UPDATED 2:45 p.m. ET: The Department of Health and Human Services announced the Nondiscrimination in Health Programs and Activities rule on Friday. It prohibits Obamacare providers from discriminating against transgender patients and requires them to provide medical services to them.

“A central goal of the Affordable Care Act is to help all Americans access quality, affordable health care. Today’s announcement is a key step toward realizing equity within our health care system and reaffirms this Administration’s commitment to giving every American access to the health care they deserve,” Secretary of Health and Human Services Sylvia M. Burwell said in a statement.

UPDATED 9:14 a.m. ET: The U.S. Department of Justice and Department of Education released a letter Friday morning that urges schools to accommodate transgender students. It tells schools to treat students based on their self-described gender identities, not what's on their birth certificates. The department also says that schools receiving federal funding aren't allowed to discriminate on the basis of sex, which includes transgender status.

DOJ and @usedgov Release Joint Guidance to Help Schools Ensure the Civil Rights of Transgender Students https://t.co/O3R2SmHCV5

— Justice Department (@TheJusticeDept) May 13, 2016

The White House is set to issue a letter Friday morning that asks public schools across the United States to let students use their bathrooms of choice, according to The New York Times. The pending announcement is a response to North Carolina's controverisal "bathroom bill," which prohibits people from using bathrooms that don't match the sex on their birth certificates. Similar bills are reportedly being considered in other states. 

U.S. President Barack Obama reportedly issued the directive in the form of a letter that will be sent to the country's school districts. A directive is not legally binding, but it suggests the government could sue or withhold funding from schools that fail to follow it. 

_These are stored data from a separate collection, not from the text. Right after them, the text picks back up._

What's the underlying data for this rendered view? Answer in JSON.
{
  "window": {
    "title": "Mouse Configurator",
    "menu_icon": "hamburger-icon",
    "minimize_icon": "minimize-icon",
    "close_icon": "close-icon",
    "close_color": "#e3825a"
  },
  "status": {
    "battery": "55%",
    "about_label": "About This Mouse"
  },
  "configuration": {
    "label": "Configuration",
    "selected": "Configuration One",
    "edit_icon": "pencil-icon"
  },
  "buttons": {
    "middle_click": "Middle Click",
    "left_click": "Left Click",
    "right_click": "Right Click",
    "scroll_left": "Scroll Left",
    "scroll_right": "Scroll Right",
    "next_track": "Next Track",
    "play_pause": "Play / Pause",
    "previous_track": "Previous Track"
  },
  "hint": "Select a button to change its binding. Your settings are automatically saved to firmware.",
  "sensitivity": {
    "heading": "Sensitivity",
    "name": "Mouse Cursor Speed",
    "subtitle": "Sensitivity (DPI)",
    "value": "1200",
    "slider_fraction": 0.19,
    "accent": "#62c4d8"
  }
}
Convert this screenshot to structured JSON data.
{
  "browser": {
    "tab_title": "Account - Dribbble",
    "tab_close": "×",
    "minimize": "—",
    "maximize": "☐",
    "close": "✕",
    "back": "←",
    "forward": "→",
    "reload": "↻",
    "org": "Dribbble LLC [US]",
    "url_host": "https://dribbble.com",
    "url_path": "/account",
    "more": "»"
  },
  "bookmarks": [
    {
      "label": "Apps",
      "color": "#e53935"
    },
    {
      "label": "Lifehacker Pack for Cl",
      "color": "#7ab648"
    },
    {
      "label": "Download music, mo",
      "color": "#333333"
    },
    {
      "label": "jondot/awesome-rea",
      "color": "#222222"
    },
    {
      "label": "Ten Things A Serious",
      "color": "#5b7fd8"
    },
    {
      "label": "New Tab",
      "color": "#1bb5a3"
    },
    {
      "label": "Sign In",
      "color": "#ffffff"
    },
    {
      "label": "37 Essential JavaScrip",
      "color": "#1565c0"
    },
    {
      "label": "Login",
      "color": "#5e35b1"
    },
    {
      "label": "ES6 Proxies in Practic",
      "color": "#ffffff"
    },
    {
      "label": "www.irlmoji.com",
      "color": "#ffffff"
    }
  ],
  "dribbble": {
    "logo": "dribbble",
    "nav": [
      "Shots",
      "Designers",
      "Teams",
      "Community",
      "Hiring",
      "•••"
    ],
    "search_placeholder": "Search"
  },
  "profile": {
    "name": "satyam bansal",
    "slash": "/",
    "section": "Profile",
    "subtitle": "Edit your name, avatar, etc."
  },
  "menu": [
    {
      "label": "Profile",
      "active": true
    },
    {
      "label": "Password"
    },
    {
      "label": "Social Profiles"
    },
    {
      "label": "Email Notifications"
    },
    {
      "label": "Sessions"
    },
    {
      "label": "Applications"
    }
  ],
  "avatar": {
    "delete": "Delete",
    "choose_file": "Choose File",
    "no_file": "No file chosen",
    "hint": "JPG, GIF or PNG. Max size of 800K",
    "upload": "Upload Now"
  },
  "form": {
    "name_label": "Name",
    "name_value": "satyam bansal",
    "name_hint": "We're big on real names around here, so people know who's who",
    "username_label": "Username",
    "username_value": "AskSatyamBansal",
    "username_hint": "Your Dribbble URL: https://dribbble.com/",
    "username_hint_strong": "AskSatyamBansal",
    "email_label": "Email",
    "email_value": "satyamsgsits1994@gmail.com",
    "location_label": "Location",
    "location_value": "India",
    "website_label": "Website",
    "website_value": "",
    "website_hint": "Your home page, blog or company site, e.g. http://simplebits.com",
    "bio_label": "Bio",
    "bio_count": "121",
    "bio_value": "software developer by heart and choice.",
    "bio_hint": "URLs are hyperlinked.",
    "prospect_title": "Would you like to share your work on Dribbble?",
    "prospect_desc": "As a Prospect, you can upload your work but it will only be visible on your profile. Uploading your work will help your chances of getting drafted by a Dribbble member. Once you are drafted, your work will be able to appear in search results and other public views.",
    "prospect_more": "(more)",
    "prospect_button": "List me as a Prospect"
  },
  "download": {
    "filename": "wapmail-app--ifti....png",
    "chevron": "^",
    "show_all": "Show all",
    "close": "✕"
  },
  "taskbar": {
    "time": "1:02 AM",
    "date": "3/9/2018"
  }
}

“A school may not require transgender students to use facilities inconsistent with their gender identity or to use individual-user facilities when other students are not required to do so,” the letter, which was obtained by The New York Times, says. “As is consistently recognized in civil rights cases, the desire to accommodate others’ discomfort cannot justify a policy that singles out and disadvantages a particular class of students.”

“No student should ever have to go through the experience of feeling unwelcome at school or on a college campus,” John B. King Jr., secretary of the Department of Education, told The New York Times. “We must ensure that our young people know that whoever they are or wherever they come from, they have the opportunity to get a great education in an environment free from discrimination, harassment, and violence.”

This news comes less than two weeks after Vanita Gupta,  head of the Justice Department’s Civil Rights Division, sent a letter to North Carolina Gov. Pat McCrory; it asked North Carolina's government to "not comply with or implement HB2.”

John B. King, Jr. and Vanita Gupta did not immediately return Complex's request for comment.